Au-delà du ternaire, une communication peut associer plusieurs axes indépendants : vérifié/non vérifié, probable/improbable, bienveillant/dangereux, littéral/métaphorique, local/global, présent/futur. Réduire ces dimensions à une seule ligne vrai-faux détruit de l’information. Un message pourrait être factuellement faux, rituellement juste, prédictivement utile et volontairement ambigu. Nos propres œuvres le sont déjà.

10. Hypothèse A.L.I. : le contact comme logique étrangère

Nous cherchons souvent un signal extraterrestre comme un problème de classification : artificiel ou naturel, message ou bruit, vrai contact ou faux positif. Cette étape est nécessaire, mais elle projette notre logique de décision sur l’altérité. Une intelligence étrangère pourrait ne pas séparer description, action et relation. Son « énoncé » pourrait modifier le récepteur, contenir plusieurs états compatibles, changer de valeur avec le temps ou n’exister qu’à travers la comparaison de plusieurs observateurs.

Le contact ne serait alors pas la réception d’une vérité, mais la construction progressive d’un espace où des valeurs deviennent comparables. Il faudrait apprendre non seulement un vocabulaire, mais la logique qui autorise ses inférences. Ce prolongement rejoint le test de Turing interstellaire : la preuve d’une autre intelligence pourrait résider moins dans une bonne réponse que dans sa capacité à transformer avec nous les règles de la question.

Une civilisation peut-être quantique, collective, distribuée ou multidimensionnelle ne nous enverrait pas forcément « 1 » contre « 0 ». Elle pourrait envoyer une distribution de possibles, une contradiction stable, une forme dont chaque projection est partielle, ou un protocole qui exige plusieurs temporalités. Ce que nous appellerions hallucination pourrait être l’ombre locale d’une structure cohérente ailleurs. Cette hypothèse ne doit jamais excuser une affirmation invérifiable ; elle invite à construire de meilleurs instruments de discernement.

11. Proposition de laboratoire : la matrice de véridiction

A.L.I. pourrait tester chaque message candidat sans lui imposer immédiatement une seule valeur. La matrice ne remplace pas la vérification factuelle ; elle la situe parmi plusieurs dimensions.
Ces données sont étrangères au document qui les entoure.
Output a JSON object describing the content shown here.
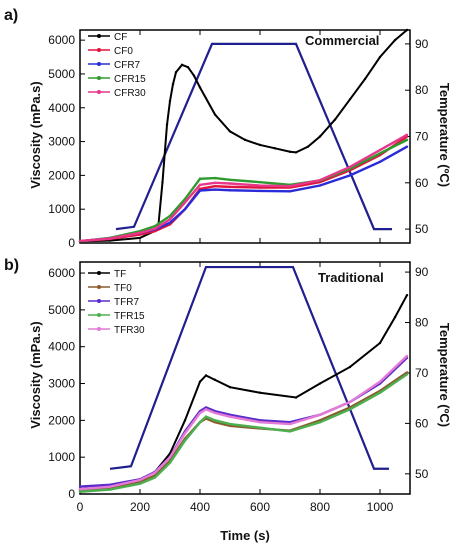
{
  "figure": {
    "x_axis_label": "Time (s)"
  },
  "colors": {
    "temperature": "#1f1f8f",
    "CF": "#000000",
    "CF0": "#e0143c",
    "CFR7": "#2b2bd8",
    "CFR15": "#2e9a2e",
    "CFR30": "#e8368a",
    "TF": "#000000",
    "TF0": "#8b5a2b",
    "TFR7": "#5a2bc8",
    "TFR15": "#4caf50",
    "TFR30": "#e37ad6"
  },
  "chart_data": [
    {
      "type": "line",
      "panel_label": "a)",
      "title": "Commercial",
      "xlabel": "Time (s)",
      "ylabel": "Viscosity (mPa.s)",
      "y2label": "Temperature (ºC)",
      "xlim": [
        0,
        1100
      ],
      "ylim": [
        0,
        6300
      ],
      "y2lim": [
        47,
        93
      ],
      "x_ticks": [
        "0",
        "200",
        "400",
        "600",
        "800",
        "1000"
      ],
      "y_ticks": [
        "0",
        "1000",
        "2000",
        "3000",
        "4000",
        "5000",
        "6000"
      ],
      "y2_ticks": [
        "50",
        "60",
        "70",
        "80",
        "90"
      ],
      "legend": [
        "CF",
        "CF0",
        "CFR7",
        "CFR15",
        "CFR30"
      ],
      "temperature": {
        "x": [
          120,
          180,
          440,
          720,
          980,
          1040
        ],
        "y": [
          50,
          50.5,
          90,
          90,
          50,
          50
        ]
      },
      "series": [
        {
          "name": "CF",
          "x": [
            0,
            100,
            200,
            260,
            275,
            290,
            300,
            310,
            320,
            340,
            360,
            380,
            400,
            450,
            500,
            550,
            600,
            650,
            700,
            720,
            760,
            800,
            850,
            900,
            950,
            1000,
            1050,
            1090
          ],
          "y": [
            50,
            70,
            150,
            400,
            1800,
            3500,
            4200,
            4700,
            5050,
            5270,
            5200,
            4950,
            4600,
            3800,
            3300,
            3050,
            2900,
            2800,
            2700,
            2680,
            2850,
            3150,
            3650,
            4250,
            4850,
            5500,
            6000,
            6300
          ]
        },
        {
          "name": "CF0",
          "x": [
            0,
            100,
            200,
            250,
            300,
            350,
            400,
            450,
            500,
            600,
            700,
            800,
            900,
            1000,
            1090
          ],
          "y": [
            50,
            120,
            250,
            350,
            550,
            1000,
            1600,
            1680,
            1660,
            1640,
            1640,
            1800,
            2150,
            2600,
            3150
          ]
        },
        {
          "name": "CFR7",
          "x": [
            0,
            100,
            200,
            250,
            300,
            350,
            400,
            450,
            500,
            600,
            700,
            800,
            900,
            1000,
            1090
          ],
          "y": [
            50,
            150,
            300,
            400,
            600,
            1000,
            1550,
            1580,
            1560,
            1540,
            1530,
            1700,
            2000,
            2400,
            2850
          ]
        },
        {
          "name": "CFR15",
          "x": [
            0,
            100,
            200,
            250,
            300,
            350,
            400,
            450,
            500,
            600,
            700,
            800,
            900,
            1000,
            1090
          ],
          "y": [
            50,
            150,
            350,
            500,
            800,
            1300,
            1900,
            1920,
            1870,
            1800,
            1720,
            1850,
            2200,
            2650,
            3050
          ]
        },
        {
          "name": "CFR30",
          "x": [
            0,
            100,
            200,
            250,
            300,
            350,
            400,
            450,
            500,
            600,
            700,
            800,
            900,
            1000,
            1090
          ],
          "y": [
            60,
            130,
            300,
            420,
            700,
            1200,
            1720,
            1780,
            1760,
            1700,
            1680,
            1860,
            2250,
            2750,
            3200
          ]
        }
      ]
    },
    {
      "type": "line",
      "panel_label": "b)",
      "title": "Traditional",
      "xlabel": "Time (s)",
      "ylabel": "Viscosity (mPa.s)",
      "y2label": "Temperature (ºC)",
      "xlim": [
        0,
        1100
      ],
      "ylim": [
        0,
        6300
      ],
      "y2lim": [
        46,
        92
      ],
      "x_ticks": [
        "0",
        "200",
        "400",
        "600",
        "800",
        "1000"
      ],
      "y_ticks": [
        "0",
        "1000",
        "2000",
        "3000",
        "4000",
        "5000",
        "6000"
      ],
      "y2_ticks": [
        "50",
        "60",
        "70",
        "80",
        "90"
      ],
      "legend": [
        "TF",
        "TF0",
        "TFR7",
        "TFR15",
        "TFR30"
      ],
      "temperature": {
        "x": [
          100,
          170,
          420,
          710,
          980,
          1030
        ],
        "y": [
          51,
          51.5,
          91,
          91,
          51,
          51
        ]
      },
      "series": [
        {
          "name": "TF",
          "x": [
            0,
            100,
            200,
            250,
            300,
            350,
            400,
            420,
            450,
            500,
            600,
            720,
            800,
            900,
            1000,
            1050,
            1090
          ],
          "y": [
            120,
            180,
            350,
            600,
            1100,
            2000,
            3050,
            3220,
            3100,
            2900,
            2750,
            2620,
            3000,
            3450,
            4100,
            4800,
            5400
          ]
        },
        {
          "name": "TF0",
          "x": [
            0,
            100,
            200,
            250,
            300,
            350,
            400,
            420,
            450,
            500,
            600,
            700,
            800,
            900,
            1000,
            1090
          ],
          "y": [
            80,
            150,
            320,
            500,
            900,
            1500,
            1950,
            2050,
            1950,
            1850,
            1780,
            1720,
            2000,
            2350,
            2800,
            3300
          ]
        },
        {
          "name": "TFR7",
          "x": [
            0,
            100,
            200,
            250,
            300,
            350,
            400,
            420,
            450,
            500,
            600,
            700,
            800,
            900,
            1000,
            1090
          ],
          "y": [
            200,
            250,
            400,
            600,
            1000,
            1700,
            2250,
            2350,
            2250,
            2150,
            2000,
            1950,
            2150,
            2500,
            3000,
            3700
          ]
        },
        {
          "name": "TFR15",
          "x": [
            0,
            100,
            200,
            250,
            300,
            350,
            400,
            420,
            450,
            500,
            600,
            700,
            800,
            900,
            1000,
            1090
          ],
          "y": [
            60,
            120,
            280,
            450,
            850,
            1450,
            1950,
            2100,
            2000,
            1900,
            1800,
            1700,
            1950,
            2300,
            2750,
            3250
          ]
        },
        {
          "name": "TFR30",
          "x": [
            0,
            100,
            200,
            250,
            300,
            350,
            400,
            420,
            450,
            500,
            600,
            700,
            800,
            900,
            1000,
            1090
          ],
          "y": [
            130,
            200,
            380,
            580,
            1000,
            1650,
            2200,
            2300,
            2200,
            2100,
            1950,
            1900,
            2150,
            2500,
            3050,
            3750
          ]
        }
      ]
    }
  ]
}
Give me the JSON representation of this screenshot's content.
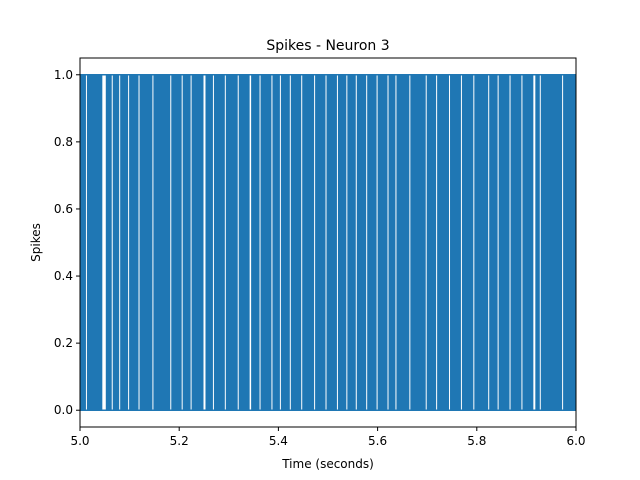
{
  "chart_data": {
    "type": "line",
    "title": "Spikes - Neuron 3",
    "xlabel": "Time (seconds)",
    "ylabel": "Spikes",
    "xlim": [
      5.0,
      6.0
    ],
    "ylim": [
      -0.05,
      1.05
    ],
    "xticks": [
      5.0,
      5.2,
      5.4,
      5.6,
      5.8,
      6.0
    ],
    "xtick_labels": [
      "5.0",
      "5.2",
      "5.4",
      "5.6",
      "5.8",
      "6.0"
    ],
    "yticks": [
      0.0,
      0.2,
      0.4,
      0.6,
      0.8,
      1.0
    ],
    "ytick_labels": [
      "0.0",
      "0.2",
      "0.4",
      "0.6",
      "0.8",
      "1.0"
    ],
    "grid": false,
    "series": [
      {
        "color": "#1f77b4",
        "x_start": 5.0,
        "x_end": 6.0,
        "baseline": 0,
        "peak": 1,
        "gaps": [
          [
            5.012,
            5.014
          ],
          [
            5.045,
            5.052
          ],
          [
            5.064,
            5.066
          ],
          [
            5.079,
            5.081
          ],
          [
            5.097,
            5.099
          ],
          [
            5.118,
            5.12
          ],
          [
            5.146,
            5.148
          ],
          [
            5.182,
            5.184
          ],
          [
            5.205,
            5.207
          ],
          [
            5.223,
            5.225
          ],
          [
            5.249,
            5.253
          ],
          [
            5.268,
            5.27
          ],
          [
            5.292,
            5.294
          ],
          [
            5.318,
            5.32
          ],
          [
            5.342,
            5.345
          ],
          [
            5.362,
            5.364
          ],
          [
            5.386,
            5.388
          ],
          [
            5.403,
            5.405
          ],
          [
            5.423,
            5.425
          ],
          [
            5.446,
            5.448
          ],
          [
            5.472,
            5.474
          ],
          [
            5.495,
            5.497
          ],
          [
            5.518,
            5.52
          ],
          [
            5.537,
            5.539
          ],
          [
            5.556,
            5.558
          ],
          [
            5.577,
            5.579
          ],
          [
            5.598,
            5.6
          ],
          [
            5.62,
            5.622
          ],
          [
            5.636,
            5.638
          ],
          [
            5.664,
            5.666
          ],
          [
            5.697,
            5.699
          ],
          [
            5.718,
            5.72
          ],
          [
            5.744,
            5.746
          ],
          [
            5.768,
            5.77
          ],
          [
            5.793,
            5.795
          ],
          [
            5.823,
            5.825
          ],
          [
            5.842,
            5.844
          ],
          [
            5.866,
            5.868
          ],
          [
            5.89,
            5.892
          ],
          [
            5.914,
            5.918
          ],
          [
            5.927,
            5.929
          ],
          [
            5.972,
            5.974
          ]
        ]
      }
    ]
  }
}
  • Correspondance : quels éléments observables soutiennent ou réfutent l’énoncé ?
  • Provenance : peut-on reconstituer la source, les transformations et les intermédiaires ?
  • Cohérence : le message se contredit-il, et cette contradiction est-elle locale ou structurante ?
  • Probabilité : quel degré de confiance résiste à de nouvelles données ?
  • Intention : décrire, tromper, simuler, jouer, protéger ou agir : laquelle pouvons-nous réellement attribuer ?
  • Effet : que produit le message chez son lecteur ou dans son environnement ?
  • Temporalité : sa valeur change-t-elle après une réponse, une mesure ou un délai ?
  • Indétermination : que perd-on en forçant maintenant une décision vrai/faux ?

Le résultat ne serait pas une étiquette, mais un profil. Deux intelligences pourraient comparer leurs profils avant de comparer leurs certitudes. Le premier langage commun serait peut-être une grammaire du doute : non pas l’abandon du vrai, mais l’exposition méthodique de la façon dont chacun le fabrique, le mesure et le corrige.

Conclusion : sortir du binaire sans sortir de la vérité

La dualité vrai/faux a traversé l’humanité parce qu’elle protège l’action, la confiance et la transmission. Elle a donné à la philosophie une exigence, à la morale un devoir, à la science une méthode et à l’informatique une architecture. Son problème n’est pas d’exister, mais de prétendre épuiser le réel.

L’IA rend cette limite visible : une phrase peut avoir la forme du savoir sans relation suffisante au monde. La physique quantique la déplace : le résultat dépend du dispositif de mesure, sans dépendre magiquement d’une conscience. Les logiques multivaluées et l’ordinateur Setun rappellent enfin que le binaire est un choix puissant, pas une fatalité cosmique.

Pour A.L.I., apprendre à contacter une autre intelligence commence peut-être ici : conserver la différence entre le vrai et le faux, tout en laissant une place rigoureuse au possible, à l’incomplet, au contradictoire, au relationnel et à ce qui n’a pas encore de valeur dans notre monde.